- Born: Danielle Charlotte Belgrave
- Education: London School of Economics (BSc) University College London (MSc) University of Manchester (PhD)
- Scientific career
- Fields: Statistics Machine learning
- Workplaces: DeepMind Microsoft Research Imperial College London GlaxoSmithKline
- Thesis: Probabilistic causal models for asthma and allergies developing in childhood (2014)
- Doctoral advisor: Iain Buchan Christopher Bishop Adnan Custovic
- Website: microsoft.com/en-us/research/people/dabelgra

= Danielle Belgrave =

Trinidadian-British computer scientist

Danielle Charlotte Belgrave is a Trinidadian-British computer scientist whose research uses machine learning to understand disease progression and healthcare personalisation. She is VP of AI/ML at GSK where she heads the AI/ML Clinical Development Team. She was previously tenured at DeepMind, Microsoft Research and Imperial College.

== Early life and education ==
Belgrave grew up in Trinidad and Tobago, where her high school mathematics teacher inspired her to work as a data scientist. She studied mathematics and statistics at the London School of Economics (LSE). She was a graduate student at University College London (UCL), where she earned a master's degree in statistics. In 2010 Belgrave moved to the University of Manchester, where she earned a PhD for research supervised by Iain Buchan, Christopher Bishop and Adnan Custovic supported by a Microsoft Research scholarship. She was awarded a Dorothy Hodgkin postgraduate award by Microsoft and the Barry Kay Award by the British Society of Allergy and Clinical Immunology (BSACI).

== Research and career ==
After graduating, Belgrave worked at GlaxoSmithKline (GSK), where she was awarded the Exceptional Scientist Award. Belgrave joined Imperial College London as faculty after receiving a research fellowship award from the Medical Research Council (MRC) in 2015. She develops statistical machine learning models to look at disease progression in an effort to design new management strategies and understand heterogeneity. Statistical learning methods can inform the management of medical conditions by providing a framework for endotype discovery using probabilistic modelling. She uses statistical models to identify the underlying endotypes of a condition from a set of phenotypes.

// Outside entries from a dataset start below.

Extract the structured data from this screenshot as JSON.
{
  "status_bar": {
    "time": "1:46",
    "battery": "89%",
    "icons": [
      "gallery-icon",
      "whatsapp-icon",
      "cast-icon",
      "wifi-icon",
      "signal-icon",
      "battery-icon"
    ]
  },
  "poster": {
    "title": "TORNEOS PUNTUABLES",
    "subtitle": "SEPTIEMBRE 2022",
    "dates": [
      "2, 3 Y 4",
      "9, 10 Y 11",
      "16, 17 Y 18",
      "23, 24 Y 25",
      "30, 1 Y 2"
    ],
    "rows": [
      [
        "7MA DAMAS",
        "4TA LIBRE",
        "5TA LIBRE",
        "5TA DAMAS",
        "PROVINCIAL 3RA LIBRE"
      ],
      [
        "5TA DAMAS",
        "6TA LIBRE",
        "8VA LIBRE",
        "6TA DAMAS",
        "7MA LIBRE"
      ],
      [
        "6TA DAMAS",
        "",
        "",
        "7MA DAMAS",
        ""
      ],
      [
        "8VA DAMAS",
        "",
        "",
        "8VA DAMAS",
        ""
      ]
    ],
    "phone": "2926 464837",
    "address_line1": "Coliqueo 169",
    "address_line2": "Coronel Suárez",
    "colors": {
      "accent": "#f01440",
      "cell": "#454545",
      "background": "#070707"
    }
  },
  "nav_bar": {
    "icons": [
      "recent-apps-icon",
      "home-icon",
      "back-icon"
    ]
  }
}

She studied whether atopic march, the progression of allergic diseases from early life, adequately describes atopic diseases like eczema in early life. Belgrave used a latent disease profile model to study atopic march in over 9,000 children, where machine learning was used to identify groups of children with similar eczema onset patterns. She is part of the study team for early life asthma research consortium. Belgrave is interested in using big data for meaningful clinical interpretation, to inform personalized prevention strategies.

Her research focuses on Bayesian and statistical machine learning within healthcare to develop personalized medicine. As of 2019 Belgrave is developing and implementing methods which incorporate domain knowledge with data-driven models. Her early research interests include latent variable models, longitudinal studies, survival analysis, 'omics, dimensionality reduction and Probabilistic graphical models.

Belgrave is part of the regulatory algorithms project, which evaluates how healthcare algorithms should be regulated. In particular, Belgrave is interested in what scheme of liability should be imposed on artificial intelligence for healthcare. She served on the organizing committee of the Conference on Neural Information Processing Systems in 2019, 2020, 2022, 2024, and 2025. She was General Chair of NeurIPS 2025 and is a member of the NeurIPS Board.